IMANI wonders: Who is calling the shots in Ghana?

kofi-bentilIMANI Ghana’s Kofi Bentil has questioned who is currently running the affairs of the nation which according to him, seems to be in a mess.

“…who is calling the shots? There must be a voice, there must be a direction and a certain sense of where we are going and people shape up and we live in a country today and you can’t tell who is running things,” he remarked.

Media reports earlier suggested that the Chief of Staff, Prosper Bani, the President’s Executive Secretary and Communications Advisor, Raymond Atuguba and Ben Dotse Malor respectively, had been sacked.

But a statement from the Flagstaff House signed by the Chief of Staff Prosper Bani, clarified that, Mr. Malor had concluded his one-year contract as Communications Advisor and was returning to the United Nations (UN) while Atuguba was also returning to the University of Ghana following the end of his two-year sabbatical leave.

The statement also gave indications that he [Prosper Bani] was still at post and not dismissed as being reported.

However, speaking on Citi FM’s news analysis programme The Big Issue Kofi Bentil mentioned that currently at the center of government, “there is a whole seeming mess.”

There are also reports of power play in the energy sector, involving the Ministries of Petroleum, Power and authorities at the helm of the National Petroleum Authority and Ghana Gas Company Limited.

He indicated that during the era of President John Rawlings, “you will have no doubt who is charge! Absolutely none! You can be a Professor with thousand degrees, but you will know Jerry is in charge, and you will do what he says or deal with him.”

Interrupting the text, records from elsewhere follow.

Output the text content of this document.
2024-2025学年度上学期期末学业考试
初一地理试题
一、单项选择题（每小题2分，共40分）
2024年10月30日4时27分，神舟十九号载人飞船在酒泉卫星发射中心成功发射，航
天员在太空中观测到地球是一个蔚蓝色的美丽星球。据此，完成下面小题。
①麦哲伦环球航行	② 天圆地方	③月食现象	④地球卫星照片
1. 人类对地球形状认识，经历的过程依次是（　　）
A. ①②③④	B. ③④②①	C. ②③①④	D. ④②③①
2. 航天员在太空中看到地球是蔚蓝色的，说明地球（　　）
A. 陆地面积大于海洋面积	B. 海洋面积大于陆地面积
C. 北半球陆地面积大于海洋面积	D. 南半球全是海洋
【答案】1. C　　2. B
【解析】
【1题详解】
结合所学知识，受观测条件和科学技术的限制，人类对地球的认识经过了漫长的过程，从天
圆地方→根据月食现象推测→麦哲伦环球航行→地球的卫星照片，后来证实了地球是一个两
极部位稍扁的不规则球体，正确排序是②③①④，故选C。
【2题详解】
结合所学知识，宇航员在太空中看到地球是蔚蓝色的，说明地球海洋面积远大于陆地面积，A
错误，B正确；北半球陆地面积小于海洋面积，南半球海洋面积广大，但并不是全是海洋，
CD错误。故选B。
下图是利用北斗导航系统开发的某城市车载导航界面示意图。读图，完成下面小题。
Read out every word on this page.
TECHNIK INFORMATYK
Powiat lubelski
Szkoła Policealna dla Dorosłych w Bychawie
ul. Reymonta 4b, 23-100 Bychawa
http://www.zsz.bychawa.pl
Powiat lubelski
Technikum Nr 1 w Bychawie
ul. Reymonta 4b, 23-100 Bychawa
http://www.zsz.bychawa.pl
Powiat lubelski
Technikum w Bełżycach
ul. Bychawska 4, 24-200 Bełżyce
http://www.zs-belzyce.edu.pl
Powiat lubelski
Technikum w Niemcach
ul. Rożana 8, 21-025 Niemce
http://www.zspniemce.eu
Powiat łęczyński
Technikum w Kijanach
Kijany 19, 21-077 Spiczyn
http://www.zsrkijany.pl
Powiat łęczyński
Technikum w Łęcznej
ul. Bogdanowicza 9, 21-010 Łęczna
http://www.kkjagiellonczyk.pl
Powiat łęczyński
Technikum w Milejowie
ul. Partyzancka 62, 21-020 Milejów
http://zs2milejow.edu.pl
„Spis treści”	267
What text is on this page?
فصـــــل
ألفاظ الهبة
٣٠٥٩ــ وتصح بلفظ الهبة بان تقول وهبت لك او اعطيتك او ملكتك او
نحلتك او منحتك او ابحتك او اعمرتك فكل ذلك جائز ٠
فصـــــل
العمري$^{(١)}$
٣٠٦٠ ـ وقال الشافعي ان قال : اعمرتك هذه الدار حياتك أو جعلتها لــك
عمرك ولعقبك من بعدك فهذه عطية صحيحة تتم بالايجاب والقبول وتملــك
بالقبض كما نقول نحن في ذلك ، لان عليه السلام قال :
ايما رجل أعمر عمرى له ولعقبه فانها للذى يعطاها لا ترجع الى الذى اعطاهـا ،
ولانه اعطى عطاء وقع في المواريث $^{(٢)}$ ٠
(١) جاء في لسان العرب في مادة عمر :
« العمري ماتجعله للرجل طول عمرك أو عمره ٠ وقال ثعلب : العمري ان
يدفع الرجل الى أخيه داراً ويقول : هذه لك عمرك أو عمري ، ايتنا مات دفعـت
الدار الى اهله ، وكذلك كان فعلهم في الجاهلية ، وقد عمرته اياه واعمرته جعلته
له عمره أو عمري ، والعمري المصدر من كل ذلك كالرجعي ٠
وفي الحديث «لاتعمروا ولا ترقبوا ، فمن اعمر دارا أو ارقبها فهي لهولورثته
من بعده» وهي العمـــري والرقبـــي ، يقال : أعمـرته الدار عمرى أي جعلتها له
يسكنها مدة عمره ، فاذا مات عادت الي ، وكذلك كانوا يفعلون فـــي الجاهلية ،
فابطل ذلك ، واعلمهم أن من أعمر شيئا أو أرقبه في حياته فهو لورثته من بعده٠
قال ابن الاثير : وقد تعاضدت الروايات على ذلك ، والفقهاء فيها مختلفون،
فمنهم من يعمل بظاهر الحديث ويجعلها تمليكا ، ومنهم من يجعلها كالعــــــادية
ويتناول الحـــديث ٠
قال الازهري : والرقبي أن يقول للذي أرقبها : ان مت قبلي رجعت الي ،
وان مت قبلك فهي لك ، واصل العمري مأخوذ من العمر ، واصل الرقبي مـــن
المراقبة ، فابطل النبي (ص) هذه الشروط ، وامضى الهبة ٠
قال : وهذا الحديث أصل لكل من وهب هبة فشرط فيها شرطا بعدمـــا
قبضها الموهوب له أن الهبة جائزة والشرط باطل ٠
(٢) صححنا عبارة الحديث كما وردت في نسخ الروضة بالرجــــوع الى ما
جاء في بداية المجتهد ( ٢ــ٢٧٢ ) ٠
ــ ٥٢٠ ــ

In a related development, Financial Analyst, Sydney Casely-Hayford was also of the view that there is “a huge mess of misunderstanding within the Presidency, within the key areas that we are trying to manage.”

He wondered whether “we [Ghanaians] don’t understand or government is trying to dribble us with everything that is going on which we don’t understand.”

Casely-Hayford observed that there are so many “power vacuums sitting around the place [Flagstaff House] and that is a recipe for disaster because where you have a position that is not available and is not being manned by anybody, somebody will step in and start giving information.”